Individual measures are not enough to achieve gender equality in academia.

In order to achieve gender equality, we must change the structures in academia. This requires a systematic effort in which the top-level administration at each institution takes active part, according to Linda Marie Rustad, Senior Adviser for the Committee for Gender Balance in Research (KIF).

“The Norwegian School of Sport Sciences is a shining example of how gender equality efforts should be conducted. Since its establishment in 1968, the school has worked systematically to achieve gender balance among its students and staff. The Rector chairs the gender equality committee, which bases its activities on concrete target figures, and the committee has effective routines for reporting to the board on the action plan for gender equality,” says Rustad.

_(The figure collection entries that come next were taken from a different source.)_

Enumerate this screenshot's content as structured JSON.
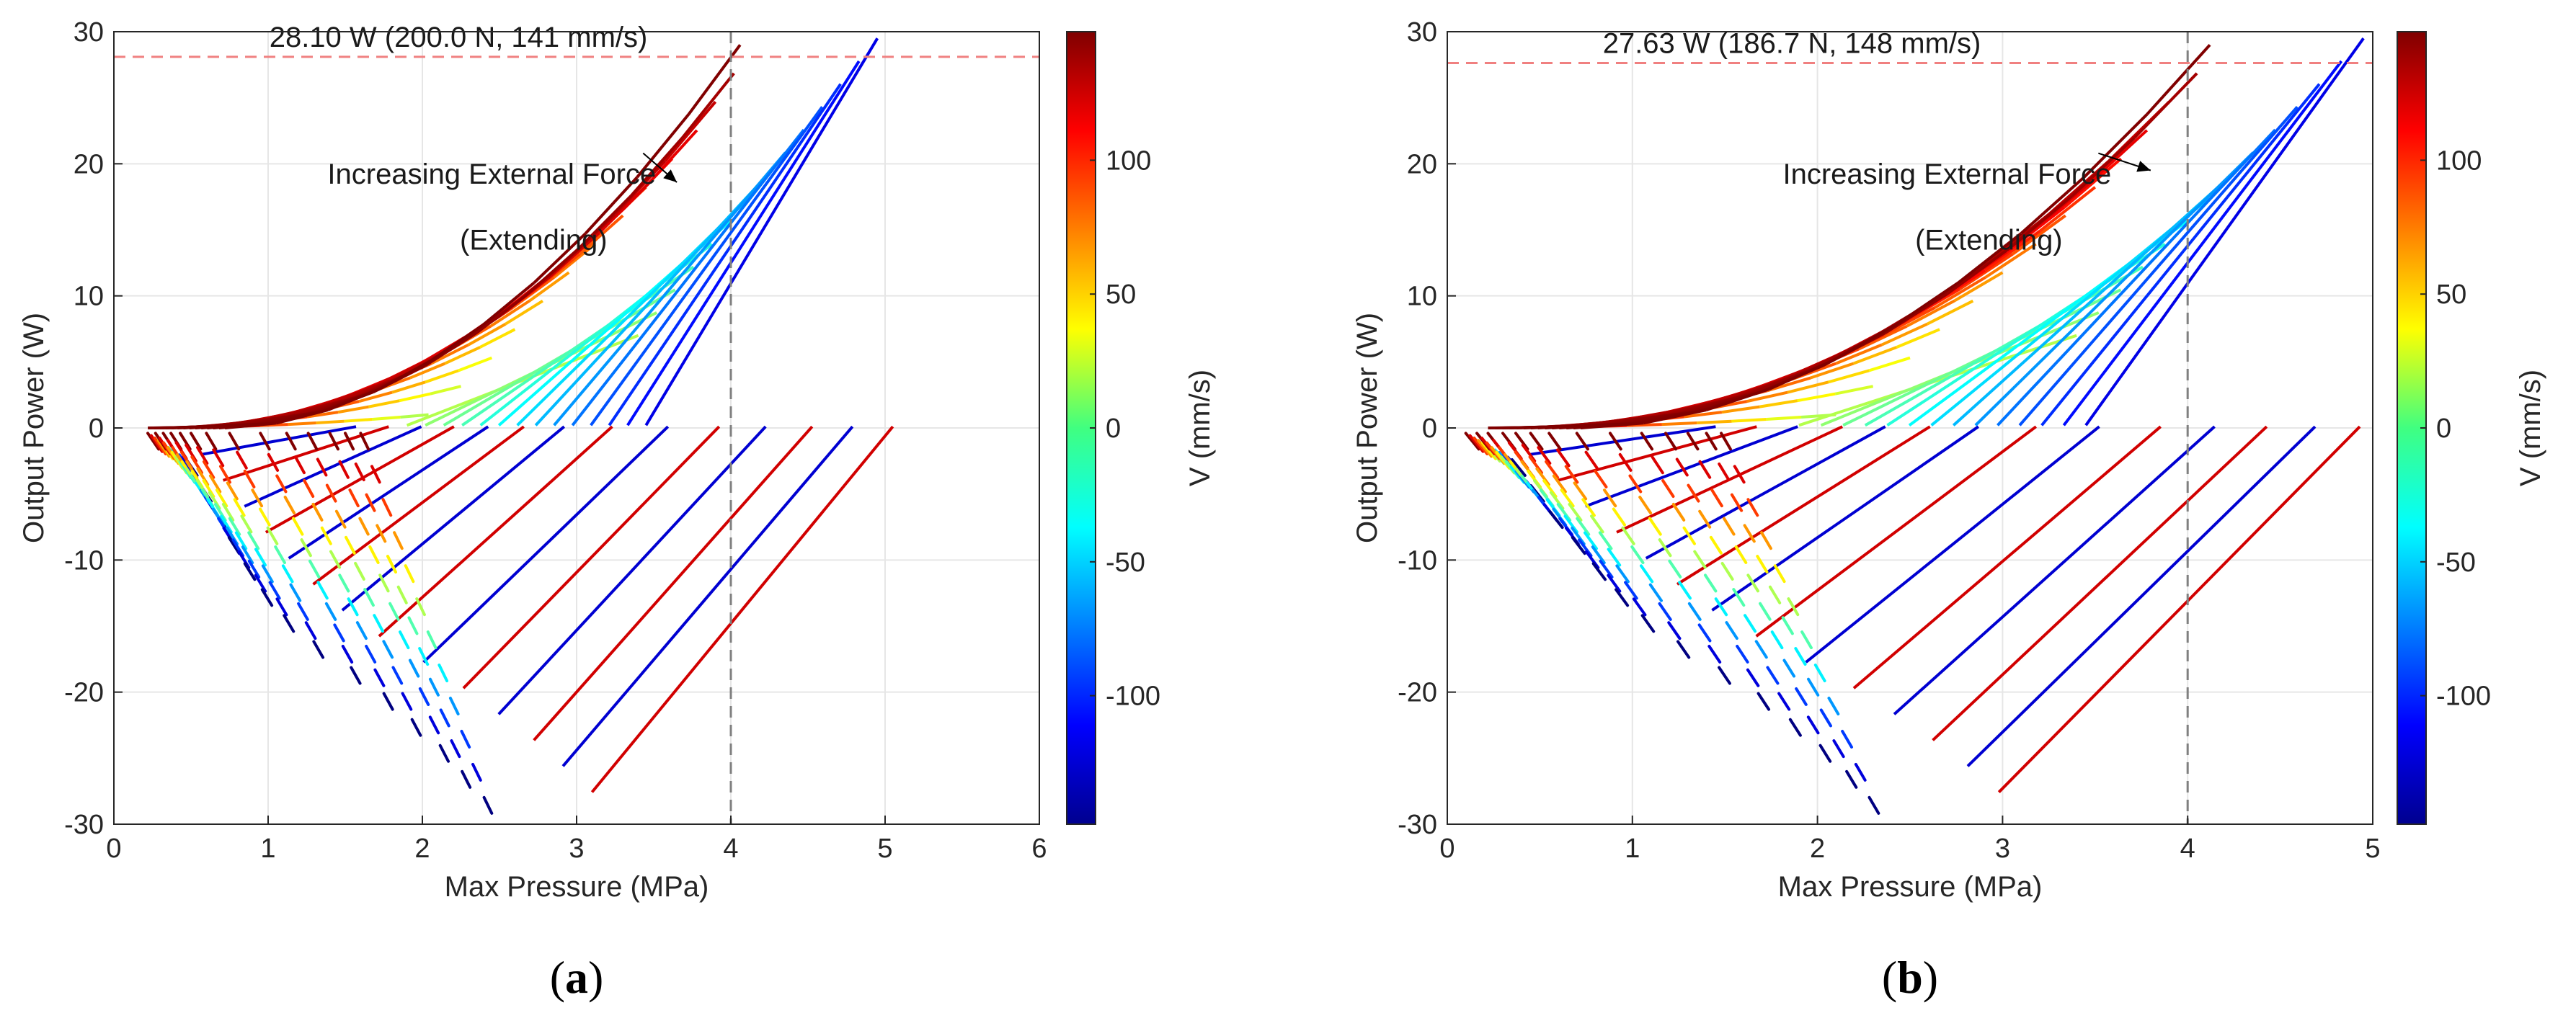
{
  "figure": {
    "panel_labels": [
      {
        "open": "(",
        "letter": "a",
        "close": ")"
      },
      {
        "open": "(",
        "letter": "b",
        "close": ")"
      }
    ]
  },
  "chart_data": [
    {
      "type": "line",
      "panel": "a",
      "title": "",
      "xlabel": "Max Pressure (MPa)",
      "ylabel": "Output Power (W)",
      "xlim": [
        0,
        6
      ],
      "ylim": [
        -30,
        30
      ],
      "xticks": [
        0,
        1,
        2,
        3,
        4,
        5,
        6
      ],
      "yticks": [
        -30,
        -20,
        -10,
        0,
        10,
        20,
        30
      ],
      "grid": true,
      "colorbar": {
        "label": "V (mm/s)",
        "min": -148,
        "max": 148,
        "ticks": [
          -100,
          -50,
          0,
          50,
          100
        ],
        "colormap": "jet"
      },
      "max_power_line": {
        "y": 28.1,
        "label": "28.10 W (200.0 N, 141 mm/s)",
        "color": "#f08080"
      },
      "pressure_limit_line": {
        "x": 4,
        "color": "#808080"
      },
      "annotation": {
        "line1": "Increasing External Force",
        "line2": "(Extending)",
        "arrow_to": [
          3.65,
          18.6
        ]
      },
      "families": {
        "count": 14,
        "speed_range": [
          -148,
          148
        ],
        "pressure_start": 0.22,
        "pressure_end": 5.0,
        "power_min": -29.5,
        "power_max": 29.5
      }
    },
    {
      "type": "line",
      "panel": "b",
      "title": "",
      "xlabel": "Max Pressure (MPa)",
      "ylabel": "Output Power (W)",
      "xlim": [
        0,
        5
      ],
      "ylim": [
        -30,
        30
      ],
      "xticks": [
        0,
        1,
        2,
        3,
        4,
        5
      ],
      "yticks": [
        -30,
        -20,
        -10,
        0,
        10,
        20,
        30
      ],
      "grid": true,
      "colorbar": {
        "label": "V (mm/s)",
        "min": -148,
        "max": 148,
        "ticks": [
          -100,
          -50,
          0,
          50,
          100
        ],
        "colormap": "jet"
      },
      "max_power_line": {
        "y": 27.63,
        "label": "27.63 W (186.7 N, 148 mm/s)",
        "color": "#f08080"
      },
      "pressure_limit_line": {
        "x": 4,
        "color": "#808080"
      },
      "annotation": {
        "line1": "Increasing External Force",
        "line2": "(Extending)",
        "arrow_to": [
          3.8,
          19.5
        ]
      },
      "families": {
        "count": 14,
        "speed_range": [
          -148,
          148
        ],
        "pressure_start": 0.22,
        "pressure_end": 4.95,
        "power_min": -29.5,
        "power_max": 29.5
      }
    }
  ]
}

As a result, the top-level administration is clear about the major gender-equality challenges facing the school, and they can work in a more systematic manner, she believes.

“The school has also made an effort to focus on the connection between gender perspectives in research and the recruitment of women. They now have a large percentage of female professors and considerable expertise in gender research in their discipline.”

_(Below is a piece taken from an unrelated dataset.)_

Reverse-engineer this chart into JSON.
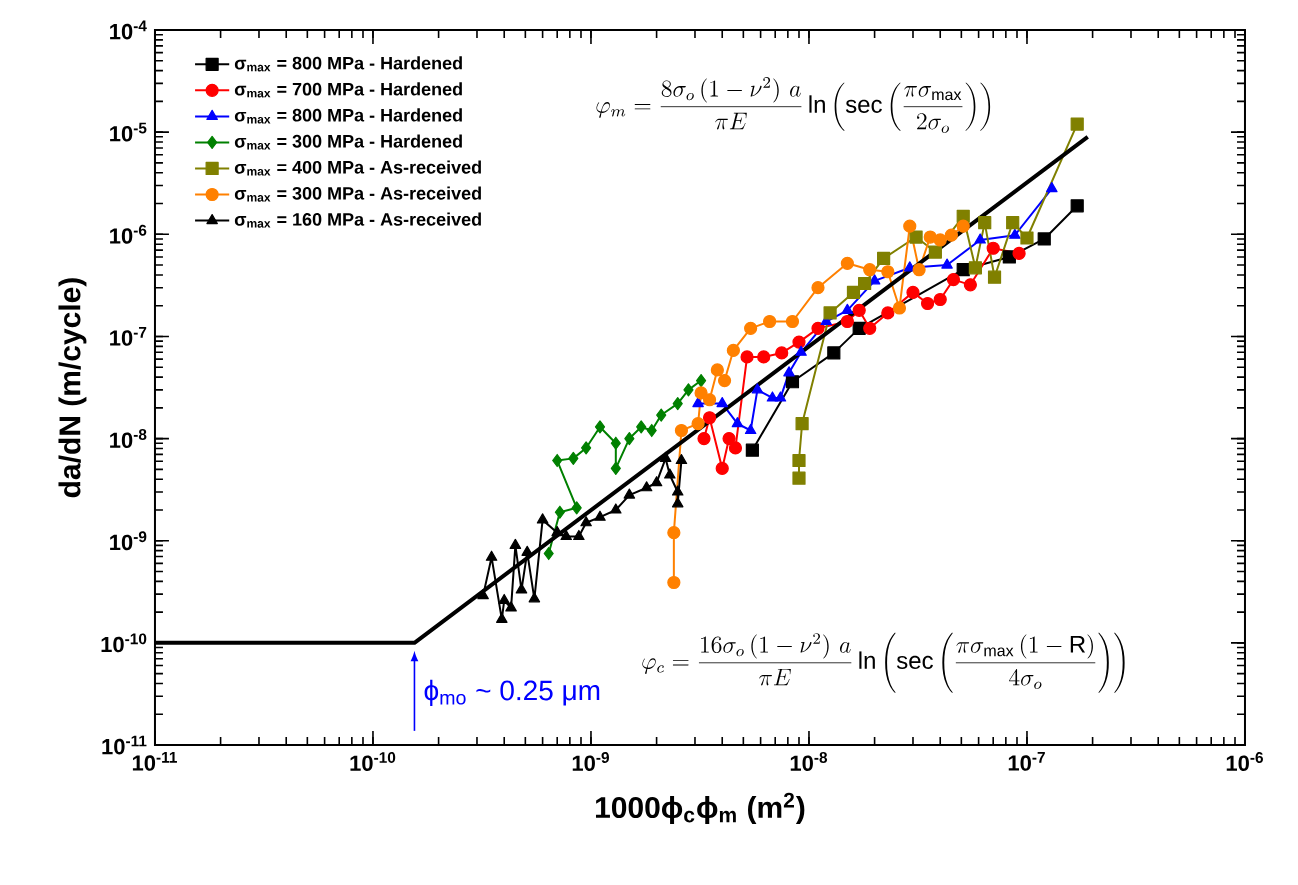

The Norwegian School of Sport Sciences received the Gender Equality Award in 2009 from the Ministry of Education and Research. The award is given to an institution in the research sector that has introduced active, targeted, systematic activities to promote gender equality and that has taken significant steps to increase the percentage of women in academic positions.

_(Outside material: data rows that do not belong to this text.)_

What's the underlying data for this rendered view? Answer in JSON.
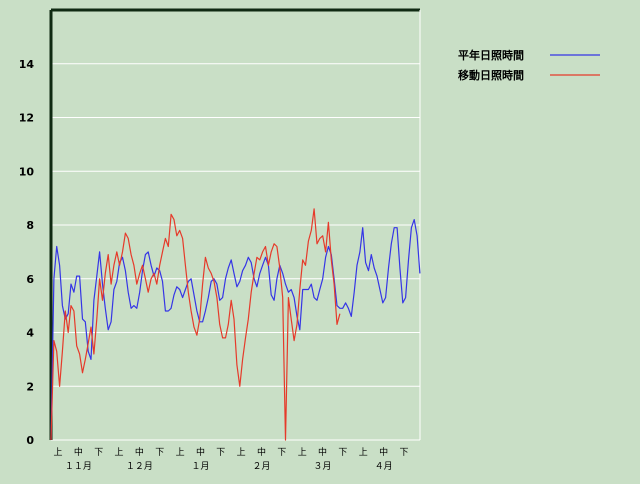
{
  "chart_data": {
    "type": "line",
    "title": "",
    "xlabel": "",
    "ylabel": "",
    "ylim": [
      0,
      16
    ],
    "yticks": [
      0,
      2,
      4,
      6,
      8,
      10,
      12,
      14
    ],
    "grid": true,
    "legend_position": "top-right",
    "period_labels": [
      "上",
      "中",
      "下",
      "上",
      "中",
      "下",
      "上",
      "中",
      "下",
      "上",
      "中",
      "下",
      "上",
      "中",
      "下",
      "上",
      "中",
      "下"
    ],
    "month_labels": [
      "１１月",
      "１２月",
      "１月",
      "２月",
      "３月",
      "４月"
    ],
    "series": [
      {
        "name": "平年日照時間",
        "color": "#3535e6",
        "values": [
          0,
          6.0,
          7.2,
          6.5,
          5.0,
          4.5,
          4.7,
          5.8,
          5.5,
          6.1,
          6.1,
          4.5,
          4.4,
          3.3,
          3.0,
          5.2,
          6.1,
          7.0,
          5.8,
          4.9,
          4.1,
          4.4,
          5.6,
          5.9,
          6.6,
          6.8,
          6.3,
          5.5,
          4.9,
          5.0,
          4.9,
          5.5,
          6.3,
          6.9,
          7.0,
          6.5,
          6.1,
          6.4,
          6.3,
          5.9,
          4.8,
          4.8,
          4.9,
          5.4,
          5.7,
          5.6,
          5.3,
          5.6,
          5.9,
          6.0,
          5.4,
          4.8,
          4.4,
          4.4,
          4.8,
          5.3,
          5.9,
          6.0,
          5.8,
          5.2,
          5.3,
          6.0,
          6.4,
          6.7,
          6.2,
          5.7,
          5.9,
          6.3,
          6.5,
          6.8,
          6.6,
          6.0,
          5.7,
          6.2,
          6.5,
          6.8,
          6.5,
          5.4,
          5.2,
          6.0,
          6.5,
          6.2,
          5.8,
          5.5,
          5.6,
          5.3,
          4.6,
          4.1,
          5.6,
          5.6,
          5.6,
          5.8,
          5.3,
          5.2,
          5.6,
          6.0,
          6.8,
          7.2,
          6.9,
          6.0,
          5.0,
          4.9,
          4.9,
          5.1,
          4.9,
          4.6,
          5.5,
          6.5,
          7.0,
          7.9,
          6.6,
          6.3,
          6.9,
          6.4,
          6.1,
          5.6,
          5.1,
          5.3,
          6.4,
          7.3,
          7.9,
          7.9,
          6.4,
          5.1,
          5.3,
          6.7,
          7.9,
          8.2,
          7.6,
          6.2
        ]
      },
      {
        "name": "移動日照時間",
        "color": "#e63a2a",
        "values": [
          0,
          3.7,
          3.3,
          2.0,
          3.3,
          4.8,
          4.0,
          5.0,
          4.8,
          3.5,
          3.2,
          2.5,
          3.0,
          3.6,
          4.2,
          3.2,
          4.5,
          6.0,
          5.2,
          6.2,
          6.9,
          5.8,
          6.5,
          7.0,
          6.5,
          7.0,
          7.7,
          7.5,
          6.9,
          6.5,
          5.8,
          6.2,
          6.5,
          6.0,
          5.5,
          6.0,
          6.2,
          5.8,
          6.5,
          7.0,
          7.5,
          7.2,
          8.4,
          8.2,
          7.6,
          7.8,
          7.5,
          6.5,
          5.5,
          4.8,
          4.2,
          3.9,
          4.5,
          5.8,
          6.8,
          6.4,
          6.2,
          5.9,
          5.3,
          4.3,
          3.8,
          3.8,
          4.3,
          5.2,
          4.5,
          2.8,
          2.0,
          3.0,
          3.8,
          4.5,
          5.5,
          6.2,
          6.8,
          6.7,
          7.0,
          7.2,
          6.5,
          7.0,
          7.3,
          7.2,
          6.4,
          5.3,
          0.0,
          5.3,
          4.5,
          3.7,
          4.3,
          5.6,
          6.7,
          6.5,
          7.4,
          7.8,
          8.6,
          7.3,
          7.5,
          7.6,
          7.0,
          8.1,
          6.7,
          5.8,
          4.3,
          4.7
        ]
      }
    ]
  }
}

“The institutions need leaders who demand results in addition to those who do the handson work. An effective internal organisation is required in order to successfully implement gender equality activities,” says Rustad.

Players at all levels

The Committee for Gender Balance in Research (KIF) is appointed by the Norwegian Ministry of Education and Research, and is charged with the task of supporting the efforts to achieve gender equality in the research sector. The committee’s mandate is to mainstream the topic and raise the level of knowledge about what gender equality entails.

“We work on three different levels: vis-à-vis national strategies and national stakeholders, vis-à-vis the top-level administration at the individual institutions and vis-à-vis those responsible for the gender equality activities at the institutions. For instance, we look at whether the rectors adopt the Government’s recommendations and whether they actually implement their own action plans. We also organise meeting places, such as seminars, conferences and networks, that bring together these various levels,” says Rustad.